According to Dr Ramondetta, over 150 million doses of the HPV vaccine are issued each year and are completely safe though one might feel a little pain when injected. Studies also showed no difference in sexual activity between girls who had received these vaccines compared to those who had not: contrary to the popular belief that vaccinated girls tend to be more promiscuous
Vaccination might be free
According to a ruling effected in January 2011, individuals under the Affordable Healthcare Act can get the vaccine free of charge. For others, the vaccine goes for 130 dollars per dose
HPV vaccine not recommended for over 26
Most people over the age of 26 have already been exposed to HPV and vaccination is useless.
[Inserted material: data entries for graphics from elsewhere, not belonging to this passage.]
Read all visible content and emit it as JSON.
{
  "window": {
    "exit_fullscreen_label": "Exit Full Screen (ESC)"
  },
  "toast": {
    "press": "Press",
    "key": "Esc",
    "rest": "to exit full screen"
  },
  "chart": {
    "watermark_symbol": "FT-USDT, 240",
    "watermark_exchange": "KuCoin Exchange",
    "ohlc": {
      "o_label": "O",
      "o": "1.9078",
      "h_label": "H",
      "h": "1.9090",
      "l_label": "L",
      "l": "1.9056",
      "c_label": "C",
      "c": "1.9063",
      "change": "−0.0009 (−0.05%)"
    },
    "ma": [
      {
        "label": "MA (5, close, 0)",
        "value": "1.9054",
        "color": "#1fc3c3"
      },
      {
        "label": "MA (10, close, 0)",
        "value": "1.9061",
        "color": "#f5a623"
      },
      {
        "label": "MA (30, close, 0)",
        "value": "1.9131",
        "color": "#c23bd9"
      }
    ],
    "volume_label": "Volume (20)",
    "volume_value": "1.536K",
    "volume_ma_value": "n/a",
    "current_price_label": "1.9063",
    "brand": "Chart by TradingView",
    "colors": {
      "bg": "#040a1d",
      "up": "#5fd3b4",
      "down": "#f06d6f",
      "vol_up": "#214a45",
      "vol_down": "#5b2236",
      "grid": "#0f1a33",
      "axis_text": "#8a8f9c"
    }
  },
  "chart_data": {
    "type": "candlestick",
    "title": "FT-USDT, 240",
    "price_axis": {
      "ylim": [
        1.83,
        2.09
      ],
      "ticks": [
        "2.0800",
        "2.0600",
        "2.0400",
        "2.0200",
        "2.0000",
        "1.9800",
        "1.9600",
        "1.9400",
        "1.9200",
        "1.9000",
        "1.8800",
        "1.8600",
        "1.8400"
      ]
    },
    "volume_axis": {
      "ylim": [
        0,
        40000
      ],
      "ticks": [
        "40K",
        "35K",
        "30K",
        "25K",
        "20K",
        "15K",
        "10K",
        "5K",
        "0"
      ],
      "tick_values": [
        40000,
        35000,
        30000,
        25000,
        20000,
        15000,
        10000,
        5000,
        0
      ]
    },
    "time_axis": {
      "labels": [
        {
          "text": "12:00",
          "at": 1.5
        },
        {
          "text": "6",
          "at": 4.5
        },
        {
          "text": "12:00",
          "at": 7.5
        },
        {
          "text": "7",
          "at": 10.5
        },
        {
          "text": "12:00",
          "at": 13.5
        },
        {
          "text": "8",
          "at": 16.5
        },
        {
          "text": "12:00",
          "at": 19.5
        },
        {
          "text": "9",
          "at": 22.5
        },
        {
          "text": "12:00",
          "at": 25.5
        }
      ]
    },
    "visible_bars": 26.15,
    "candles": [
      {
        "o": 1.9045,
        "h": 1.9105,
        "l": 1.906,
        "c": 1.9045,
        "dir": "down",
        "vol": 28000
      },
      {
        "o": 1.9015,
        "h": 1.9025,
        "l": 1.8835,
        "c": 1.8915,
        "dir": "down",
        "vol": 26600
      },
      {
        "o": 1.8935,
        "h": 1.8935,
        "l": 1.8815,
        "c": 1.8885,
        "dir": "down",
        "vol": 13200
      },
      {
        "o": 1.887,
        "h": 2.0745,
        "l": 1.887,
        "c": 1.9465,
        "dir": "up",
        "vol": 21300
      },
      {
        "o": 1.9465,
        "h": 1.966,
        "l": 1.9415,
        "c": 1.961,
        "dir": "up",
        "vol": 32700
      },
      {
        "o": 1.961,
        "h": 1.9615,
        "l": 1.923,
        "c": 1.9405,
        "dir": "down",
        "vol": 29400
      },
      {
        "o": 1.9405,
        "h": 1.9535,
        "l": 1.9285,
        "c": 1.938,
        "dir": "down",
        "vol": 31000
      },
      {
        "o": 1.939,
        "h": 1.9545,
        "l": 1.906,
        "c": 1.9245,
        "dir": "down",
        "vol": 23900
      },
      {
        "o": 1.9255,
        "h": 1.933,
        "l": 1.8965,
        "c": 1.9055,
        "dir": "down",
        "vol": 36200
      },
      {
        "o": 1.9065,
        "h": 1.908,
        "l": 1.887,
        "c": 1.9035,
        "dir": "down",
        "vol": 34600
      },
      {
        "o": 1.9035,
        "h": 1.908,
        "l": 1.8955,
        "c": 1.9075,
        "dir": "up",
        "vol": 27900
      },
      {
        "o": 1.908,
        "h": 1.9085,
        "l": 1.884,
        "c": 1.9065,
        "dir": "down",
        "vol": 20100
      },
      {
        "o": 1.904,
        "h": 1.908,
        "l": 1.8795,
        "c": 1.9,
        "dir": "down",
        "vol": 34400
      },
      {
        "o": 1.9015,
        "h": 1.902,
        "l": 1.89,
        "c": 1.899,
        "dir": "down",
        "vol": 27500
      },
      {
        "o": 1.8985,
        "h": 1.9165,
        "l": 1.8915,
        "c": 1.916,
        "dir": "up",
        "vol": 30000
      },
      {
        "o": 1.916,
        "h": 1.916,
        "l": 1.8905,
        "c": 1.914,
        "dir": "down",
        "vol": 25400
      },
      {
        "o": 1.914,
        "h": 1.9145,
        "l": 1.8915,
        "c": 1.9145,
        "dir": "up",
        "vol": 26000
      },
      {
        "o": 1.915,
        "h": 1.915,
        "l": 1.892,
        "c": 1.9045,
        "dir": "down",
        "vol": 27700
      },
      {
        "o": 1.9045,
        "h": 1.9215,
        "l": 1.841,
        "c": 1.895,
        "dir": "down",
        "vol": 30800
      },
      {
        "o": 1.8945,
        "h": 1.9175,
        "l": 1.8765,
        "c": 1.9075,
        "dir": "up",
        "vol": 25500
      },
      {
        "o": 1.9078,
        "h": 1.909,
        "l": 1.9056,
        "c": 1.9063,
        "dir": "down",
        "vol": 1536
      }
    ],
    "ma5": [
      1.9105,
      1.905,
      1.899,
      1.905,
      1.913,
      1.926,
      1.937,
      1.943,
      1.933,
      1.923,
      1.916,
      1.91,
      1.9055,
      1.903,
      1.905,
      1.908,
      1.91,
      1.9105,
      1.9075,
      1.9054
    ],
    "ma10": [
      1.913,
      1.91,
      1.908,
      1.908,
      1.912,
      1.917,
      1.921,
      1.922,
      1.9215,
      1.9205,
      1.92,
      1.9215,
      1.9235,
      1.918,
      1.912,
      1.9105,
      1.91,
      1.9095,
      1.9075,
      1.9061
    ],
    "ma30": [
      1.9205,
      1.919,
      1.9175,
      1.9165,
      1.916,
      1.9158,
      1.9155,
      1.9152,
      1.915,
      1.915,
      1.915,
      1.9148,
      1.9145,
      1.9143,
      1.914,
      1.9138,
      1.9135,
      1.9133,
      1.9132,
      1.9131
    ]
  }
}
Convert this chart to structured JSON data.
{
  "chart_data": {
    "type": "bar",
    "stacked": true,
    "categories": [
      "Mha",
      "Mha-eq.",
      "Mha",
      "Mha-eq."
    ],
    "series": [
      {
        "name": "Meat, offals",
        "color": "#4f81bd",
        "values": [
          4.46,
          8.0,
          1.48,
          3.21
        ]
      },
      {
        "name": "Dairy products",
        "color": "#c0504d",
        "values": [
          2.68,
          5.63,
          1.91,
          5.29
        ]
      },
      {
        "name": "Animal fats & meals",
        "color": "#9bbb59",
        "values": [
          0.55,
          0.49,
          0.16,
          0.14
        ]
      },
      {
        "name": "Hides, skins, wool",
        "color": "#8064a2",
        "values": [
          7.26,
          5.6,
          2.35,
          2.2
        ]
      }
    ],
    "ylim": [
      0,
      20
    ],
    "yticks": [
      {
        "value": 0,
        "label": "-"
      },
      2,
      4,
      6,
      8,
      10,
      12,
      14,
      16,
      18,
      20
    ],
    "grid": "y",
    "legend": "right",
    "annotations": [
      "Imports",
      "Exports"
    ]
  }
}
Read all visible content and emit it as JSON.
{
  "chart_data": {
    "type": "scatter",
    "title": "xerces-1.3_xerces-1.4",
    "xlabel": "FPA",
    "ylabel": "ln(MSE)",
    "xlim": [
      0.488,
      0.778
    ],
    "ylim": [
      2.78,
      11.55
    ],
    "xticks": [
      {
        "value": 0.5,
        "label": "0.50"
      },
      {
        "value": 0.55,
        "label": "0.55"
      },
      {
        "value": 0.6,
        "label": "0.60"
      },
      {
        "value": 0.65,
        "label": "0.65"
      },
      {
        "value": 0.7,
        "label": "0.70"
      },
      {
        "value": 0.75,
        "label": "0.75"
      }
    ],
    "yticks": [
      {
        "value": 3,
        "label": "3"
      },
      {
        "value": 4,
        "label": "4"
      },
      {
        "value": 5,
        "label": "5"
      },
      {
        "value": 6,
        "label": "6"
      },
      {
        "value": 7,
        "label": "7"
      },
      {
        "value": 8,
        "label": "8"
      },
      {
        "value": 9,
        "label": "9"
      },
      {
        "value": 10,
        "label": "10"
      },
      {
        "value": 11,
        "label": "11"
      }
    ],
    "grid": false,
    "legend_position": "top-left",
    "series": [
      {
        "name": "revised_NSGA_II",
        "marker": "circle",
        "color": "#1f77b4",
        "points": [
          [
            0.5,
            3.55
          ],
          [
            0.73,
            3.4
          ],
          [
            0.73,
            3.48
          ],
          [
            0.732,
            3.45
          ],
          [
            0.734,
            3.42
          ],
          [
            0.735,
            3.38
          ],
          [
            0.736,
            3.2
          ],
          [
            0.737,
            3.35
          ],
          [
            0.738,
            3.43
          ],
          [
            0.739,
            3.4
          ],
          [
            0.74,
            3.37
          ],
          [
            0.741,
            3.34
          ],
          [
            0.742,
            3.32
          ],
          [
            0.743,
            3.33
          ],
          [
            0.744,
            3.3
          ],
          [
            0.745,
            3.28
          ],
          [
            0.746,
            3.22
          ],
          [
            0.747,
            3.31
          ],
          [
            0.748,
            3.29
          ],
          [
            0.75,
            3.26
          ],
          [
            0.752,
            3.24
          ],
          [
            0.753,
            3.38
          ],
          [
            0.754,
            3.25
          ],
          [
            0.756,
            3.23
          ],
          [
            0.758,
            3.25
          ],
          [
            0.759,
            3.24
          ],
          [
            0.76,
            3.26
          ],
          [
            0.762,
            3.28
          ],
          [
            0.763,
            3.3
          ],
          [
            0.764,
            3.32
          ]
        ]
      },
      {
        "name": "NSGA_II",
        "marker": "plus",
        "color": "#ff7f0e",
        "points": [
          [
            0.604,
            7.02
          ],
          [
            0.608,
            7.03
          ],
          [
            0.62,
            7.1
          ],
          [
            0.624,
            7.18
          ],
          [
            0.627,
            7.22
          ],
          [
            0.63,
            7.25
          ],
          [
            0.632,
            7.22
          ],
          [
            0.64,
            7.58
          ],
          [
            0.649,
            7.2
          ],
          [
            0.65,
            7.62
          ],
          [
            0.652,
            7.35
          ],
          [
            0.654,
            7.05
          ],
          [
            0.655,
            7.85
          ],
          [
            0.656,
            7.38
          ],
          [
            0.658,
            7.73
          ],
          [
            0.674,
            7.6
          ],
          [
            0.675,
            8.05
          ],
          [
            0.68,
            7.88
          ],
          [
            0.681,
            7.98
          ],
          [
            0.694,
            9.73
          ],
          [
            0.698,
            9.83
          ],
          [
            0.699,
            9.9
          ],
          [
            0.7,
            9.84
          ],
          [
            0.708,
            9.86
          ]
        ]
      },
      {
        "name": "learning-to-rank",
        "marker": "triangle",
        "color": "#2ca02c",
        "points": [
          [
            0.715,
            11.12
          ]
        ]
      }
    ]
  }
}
However, routine screening for cervical cancer is highly recommended as it can detect cancer in the early treatable stages. As such, cervical screening and Pap smear tests are highly recommended for women between the ages of 21 and 65
There are new tests for HPV
The Pap smear test has been in use since the 1950s. however, 5 other tests for HPV have been approved in the last decade which according to Dr Ramondetta, can go a long way in determining which individuals having HPV are more likely to get cancer.
Pap test still a must
It is highly recommended that women vaccinated or not should get a pap test every three years from the age of 21. Vaccinations are effective against HPV 18 and 16 which cause 75 percent of cervical cancer but there are other HPV strains that also cause cervical cancer hence the need for testing. According to Dr Ramondetta, women between the ages of 65 and 30 should have a HPV and pap test every 5 years of a HPV test every 3 years as they are highly susceptible
Women highly susceptible to transmitting HPV
According to a new study, women are highly susceptible to transmitting HPV. The risk of infection is higher in male partners by 60 percent as compared to female partners; this is according to the Journal of Infectious Diseases. Lead author Nyitray. G. Allan who holds a PHD and is an epidemiology assistant professor at school of Public Health, University of Texas says that, there is a huge amount of infection from women to men so, why should we not vaccinate men?
Gardner, Amanda, “17 Things You Should Know About HPV” Health Magazine. Health Magazine, n.d. Web. 9 Jun. 2014.